Gli agenti della Squadra volanti della Polizia di Stato di Reggio hanno denunciato per l’ennesima volta un uomo di 33 anni di nazionalità guineana, già ben noto alle forze dell’ordine cittadine per numerosi precedenti: questa volta è accusato di tentata rapina impropria e porto abusivo di armi o oggetti atti a offendere.
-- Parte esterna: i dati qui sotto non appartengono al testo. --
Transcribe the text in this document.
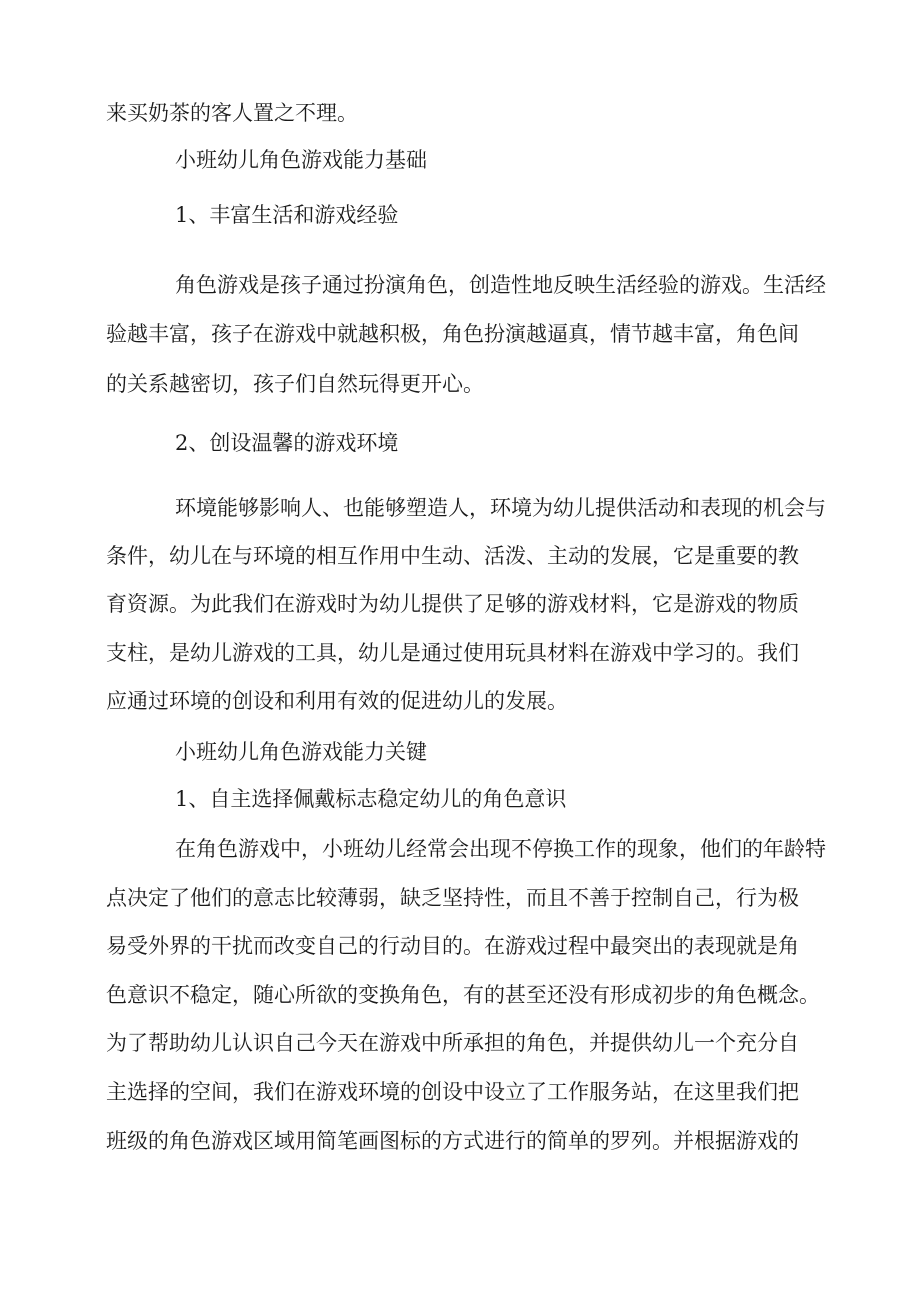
来买奶茶的客人置之不理。

小班幼儿角色游戏能力基础

1、丰富生活和游戏经验

角色游戏是孩子通过扮演角色，创造性地反映生活经验的游戏。生活经

验越丰富，孩子在游戏中就越积极，角色扮演越逼真，情节越丰富，角色间

的关系越密切，孩子们自然玩得更开心。

2、创设温馨的游戏环境

环境能够影响人、也能够塑造人，环境为幼儿提供活动和表现的机会与

条件，幼儿在与环境的相互作用中生动、活泼、主动的发展，它是重要的教

育资源。为此我们在游戏时为幼儿提供了足够的游戏材料，它是游戏的物质

支柱，是幼儿游戏的工具，幼儿是通过使用玩具材料在游戏中学习的。我们

应通过环境的创设和利用有效的促进幼儿的发展。

小班幼儿角色游戏能力关键

1、自主选择佩戴标志稳定幼儿的角色意识

在角色游戏中，小班幼儿经常会出现不停换工作的现象，他们的年龄特

点决定了他们的意志比较薄弱，缺乏坚持性，而且不善于控制自己，行为极

易受外界的干扰而改变自己的行动目的。在游戏过程中最突出的表现就是角

色意识不稳定，随心所欲的变换角色，有的甚至还没有形成初步的角色概念。

为了帮助幼儿认识自己今天在游戏中所承担的角色，并提供幼儿一个充分自

主选择的空间，我们在游戏环境的创设中设立了工作服务站，在这里我们把

班级的角色游戏区域用简笔画图标的方式进行的简单的罗列。并根据游戏的
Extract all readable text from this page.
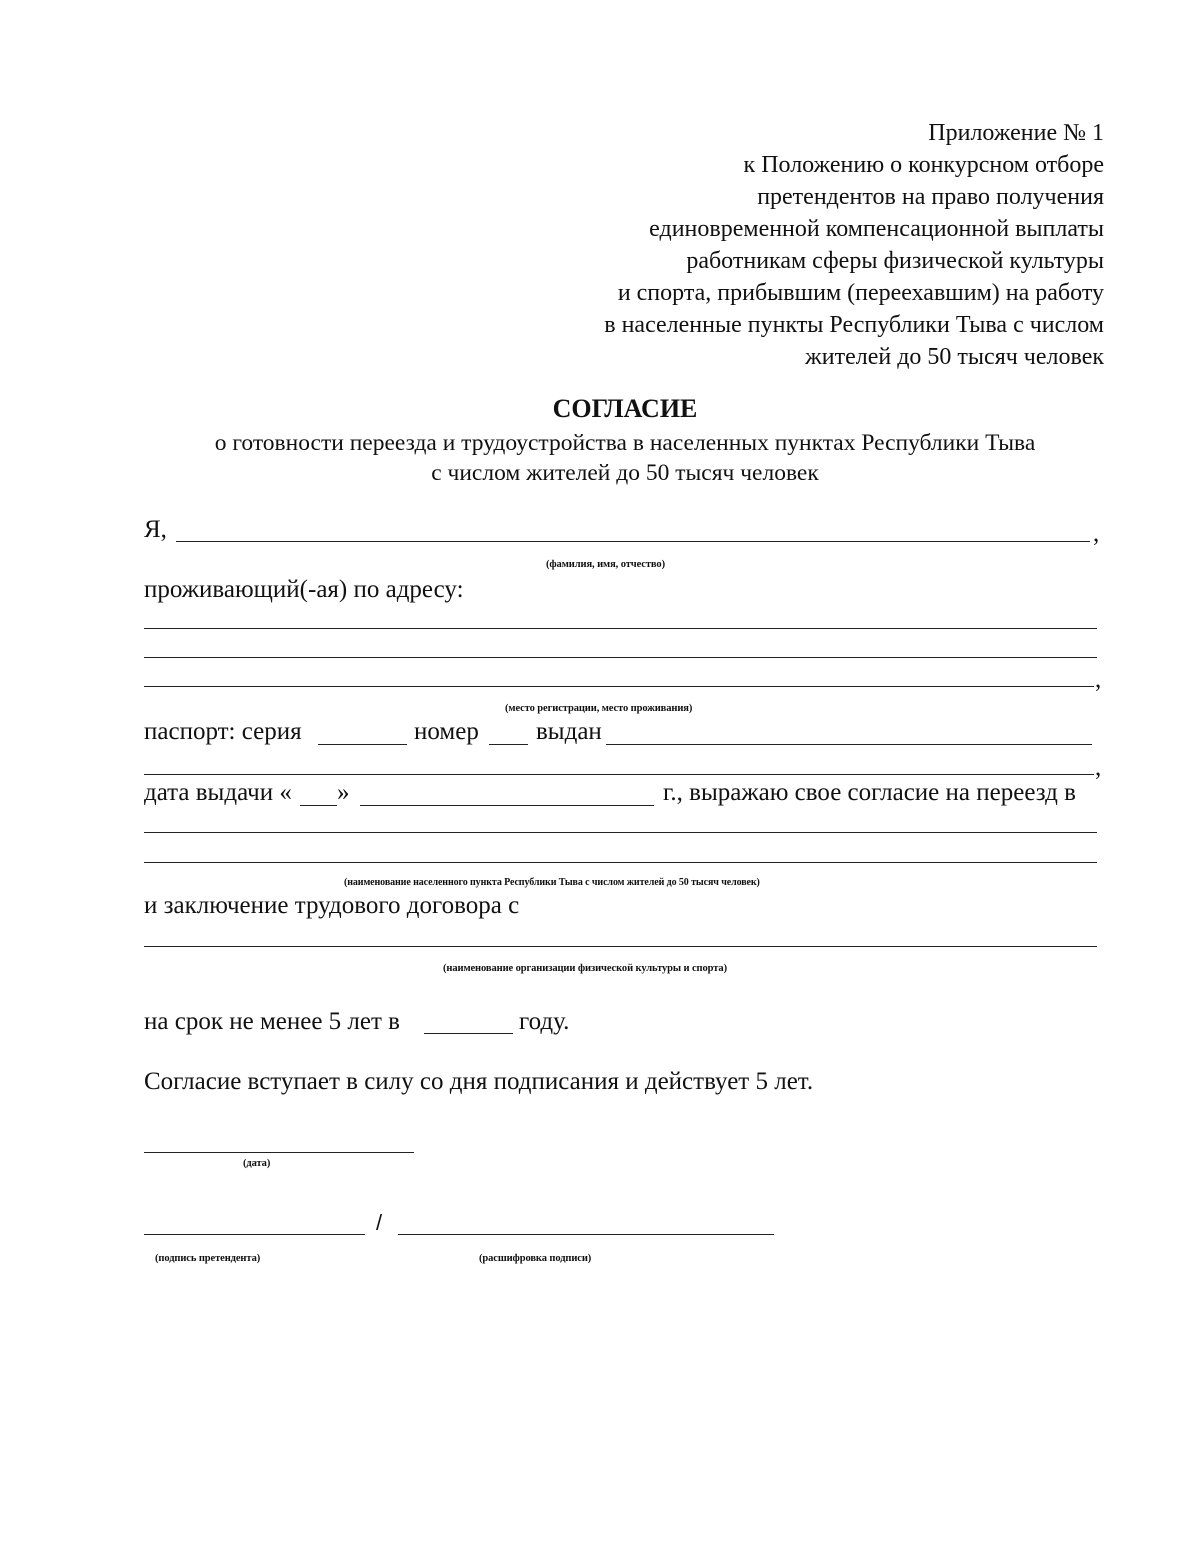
Приложение № 1
к Положению о конкурсном отборе
претендентов на право получения
единовременной компенсационной выплаты
работникам сферы физической культуры
и спорта, прибывшим (переехавшим) на работу
в населенные пункты Республики Тыва с числом
жителей до 50 тысяч человек
СОГЛАСИЕ
о готовности переезда и трудоустройства в населенных пунктах Республики Тыва
с числом жителей до 50 тысяч человек
Я,	,
(фамилия, имя, отчество)
проживающий(-ая) по адресу:
,
(место регистрации, место проживания)
паспорт: серия	номер выдан
,
дата выдачи « »	г., выражаю свое согласие на переезд в
(наименование населенного пункта Республики Тыва с числом жителей до 50 тысяч человек)
и заключение трудового договора с
(наименование организации физической культуры и спорта)
на срок не менее 5 лет в	году.
Согласие вступает в силу со дня подписания и действует 5 лет.
(дата)
/
(подпись претендента)	(расшифровка подписи)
Nel primo pomeriggio di mercoledì 8 gennaio la sala operativa della Questura di Reggio ha ricevuto la segnalazione di un tentativo di furto in corso all’interno di un supermercato di viale Regina Margherita. Quando i poliziotti sono arrivati sul posto, gli addetti alla vigilanza hanno riferito di aver sorpreso una persona mentre tentava di rubare alcuni prodotti dagli scaffali: vistosi ormai scoperto, l’uomo ha abbandonato la refurtiva e si è subito allontanato, minacciando anche con un coltello uno degli addetti alla vigilanza che aveva provato a fermare la sua fuga.
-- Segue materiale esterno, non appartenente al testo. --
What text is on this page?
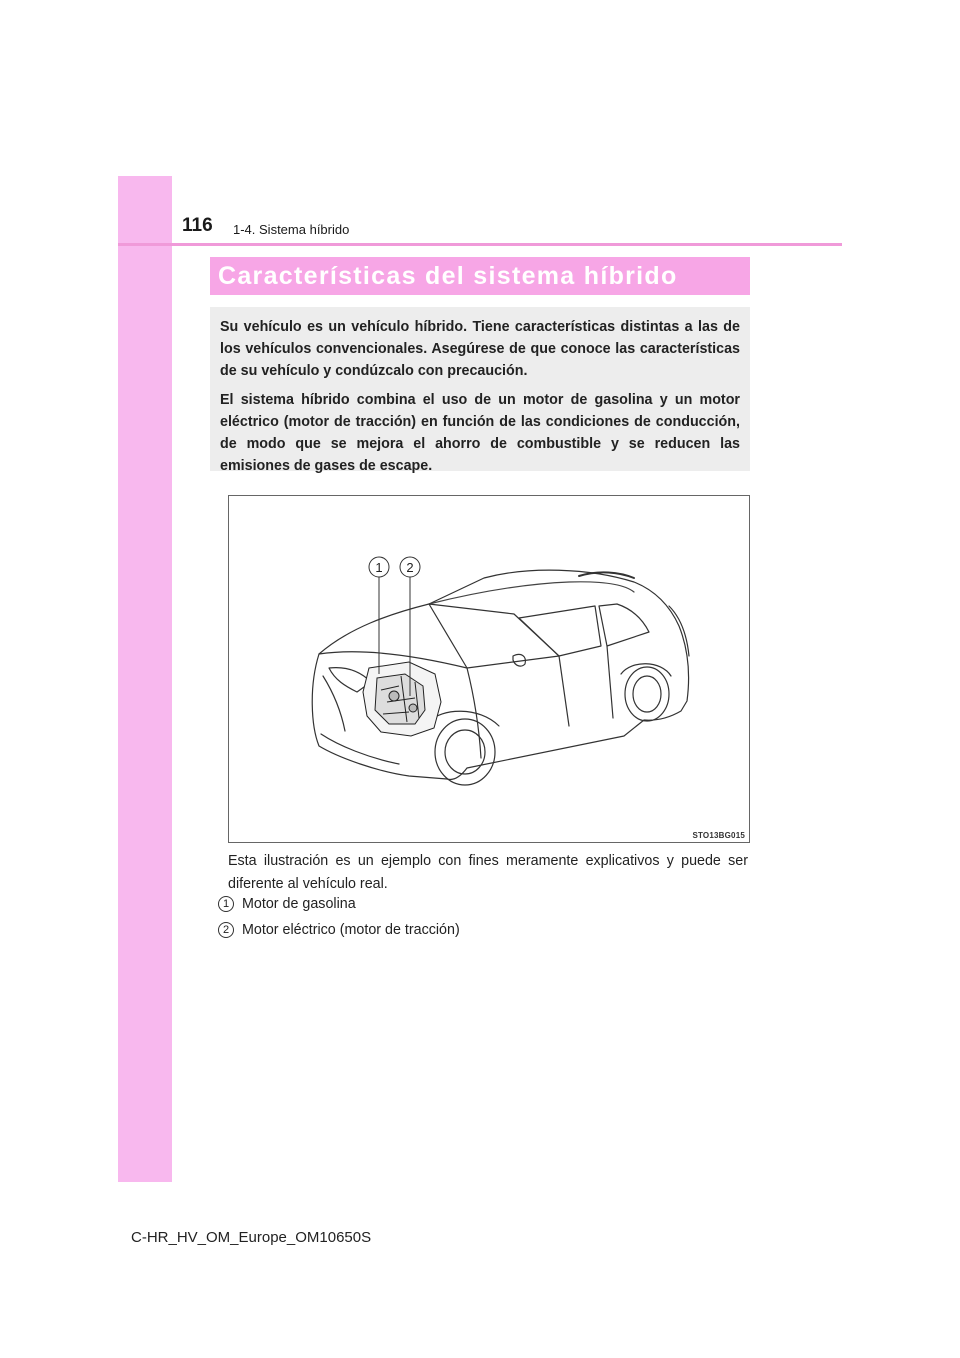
116 1-4. Sistema híbrido
Características del sistema híbrido

Su vehículo es un vehículo híbrido. Tiene características distintas a las de los vehículos convencionales. Asegúrese de que conoce las características de su vehículo y condúzcalo con precaución.

El sistema híbrido combina el uso de un motor de gasolina y un motor eléctrico (motor de tracción) en función de las condiciones de conducción, de modo que se mejora el ahorro de combustible y se reducen las emisiones de gases de escape.

1 2
STO13BG015

Esta ilustración es un ejemplo con fines meramente explicativos y puede ser diferente al vehículo real.

1 Motor de gasolina
2 Motor eléctrico (motor de tracción)
C-HR_HV_OM_Europe_OM10650S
Gli agenti, semplicemente visionando le immagini del sistema di videosorveglianza del supermercato, hanno immediatamente riconosciuto il soggetto in questione, un trentatreenne guineano già sottoposto alla misura cautelare dell’obbligo di firma giornaliero presso gli uffici di polizia giudiziaria di Reggio.
Qualche ora più tardi l’uomo, ignaro di essere già stato riconosciuto per la tentata rapina, si è presentato spontaneamente in Questura per ottemperare alle prescrizioni a lui imposte. A quel punto è stato fermato dai poliziotti presenti e perquisito, ed è stato trovato in possesso di un coltello, immediatamente sequestrato dagli agenti.
Sulla base di quanto emerso, il 33enne è stato denunciato in stato di libertà per tentata rapina impropria e porto abusivo di armi o oggetti atti a offendere.